Federal judge slams California’s background check for buying ammunition

A new law signed by California Governor Gavin Newsom (seen above in Rancho Cordova, California, on April 14) which requires background checks for those wishing to buy ammunition has been ruled unconstitutional by a federal judge in San Diego

In a development one might not expect in California, a federal judge on April 23 blocked background checks for ammunition buyers in that state on the grounds that they restrict law-abiding people while not affecting people who buy and use firearms illegally.
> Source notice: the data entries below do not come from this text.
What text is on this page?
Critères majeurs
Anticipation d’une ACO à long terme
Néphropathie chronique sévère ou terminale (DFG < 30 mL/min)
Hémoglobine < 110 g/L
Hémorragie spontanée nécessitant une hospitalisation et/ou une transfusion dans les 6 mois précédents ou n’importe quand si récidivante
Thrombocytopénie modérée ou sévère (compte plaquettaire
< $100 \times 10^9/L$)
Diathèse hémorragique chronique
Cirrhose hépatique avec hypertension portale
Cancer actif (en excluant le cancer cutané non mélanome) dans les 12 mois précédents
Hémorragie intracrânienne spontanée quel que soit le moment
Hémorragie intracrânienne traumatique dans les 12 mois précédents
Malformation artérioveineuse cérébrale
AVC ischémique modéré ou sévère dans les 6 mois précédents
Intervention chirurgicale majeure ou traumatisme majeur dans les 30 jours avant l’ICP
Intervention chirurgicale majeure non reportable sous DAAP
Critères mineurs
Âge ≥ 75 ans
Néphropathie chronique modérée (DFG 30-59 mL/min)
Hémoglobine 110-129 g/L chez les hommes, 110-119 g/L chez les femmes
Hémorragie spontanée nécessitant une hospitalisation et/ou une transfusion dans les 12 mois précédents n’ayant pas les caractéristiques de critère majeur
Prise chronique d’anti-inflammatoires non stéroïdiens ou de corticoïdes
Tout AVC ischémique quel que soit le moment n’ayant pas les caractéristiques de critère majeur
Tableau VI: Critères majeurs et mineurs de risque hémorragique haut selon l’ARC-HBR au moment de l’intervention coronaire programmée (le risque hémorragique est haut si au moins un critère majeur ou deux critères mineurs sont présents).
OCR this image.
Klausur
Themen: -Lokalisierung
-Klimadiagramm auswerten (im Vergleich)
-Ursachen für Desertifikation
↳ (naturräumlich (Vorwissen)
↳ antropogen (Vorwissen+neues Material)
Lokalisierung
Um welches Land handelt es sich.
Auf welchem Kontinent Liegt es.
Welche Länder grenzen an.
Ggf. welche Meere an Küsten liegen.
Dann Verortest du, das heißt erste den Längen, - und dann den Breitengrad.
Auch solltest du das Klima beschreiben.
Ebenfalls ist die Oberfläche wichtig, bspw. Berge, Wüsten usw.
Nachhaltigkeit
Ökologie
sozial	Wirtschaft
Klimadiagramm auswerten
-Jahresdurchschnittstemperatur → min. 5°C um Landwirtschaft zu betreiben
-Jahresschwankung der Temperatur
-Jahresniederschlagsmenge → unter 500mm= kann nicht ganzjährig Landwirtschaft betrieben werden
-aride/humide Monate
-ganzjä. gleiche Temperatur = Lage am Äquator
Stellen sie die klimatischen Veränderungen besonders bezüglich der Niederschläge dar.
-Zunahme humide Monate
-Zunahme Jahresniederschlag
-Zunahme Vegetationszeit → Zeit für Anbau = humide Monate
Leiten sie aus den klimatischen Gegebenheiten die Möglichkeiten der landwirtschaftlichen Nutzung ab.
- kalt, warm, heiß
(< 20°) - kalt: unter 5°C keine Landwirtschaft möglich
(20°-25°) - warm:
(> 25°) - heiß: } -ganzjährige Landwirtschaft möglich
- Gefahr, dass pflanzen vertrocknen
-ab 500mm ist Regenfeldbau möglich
Disproportionate effect on law-abiding people is the usual downfall of gun-control legislation, but gun-control advocates do not seem able to understand the concept.

Calling the state’s law on the matter “onerous and convoluted,” San Diego-based U.S. District Judge Roger Benitez granted a preliminary injunction against the regulation after plaintiffs including the California Rifle and Pistol Association and six-time Olympic medalist skeet shooter Kim Rhode filed suit against the state.

California voters in 2016 OK’d Proposition 63, which included the background checks along with banning high-capacity firearm magazines. The same judge stopped sales of the magazines while the state appeals another court challenge.

But in this case Benitez was more decisive, saying that “the Second Amendment rights of California citizens have been gravely injured,” and that the checks hurt legal ammo buyers while doing little to prevent criminals from obtaining firepower.

“Criminals, tyrants and terrorists don’t do background checks,” Benitez wrote.

California Attorney General Xavier Becerra late Friday filed an emergency motion with the U.S. Court of Appeals for the Ninth Circuit to suspend Benitez’s ruling while he appeals.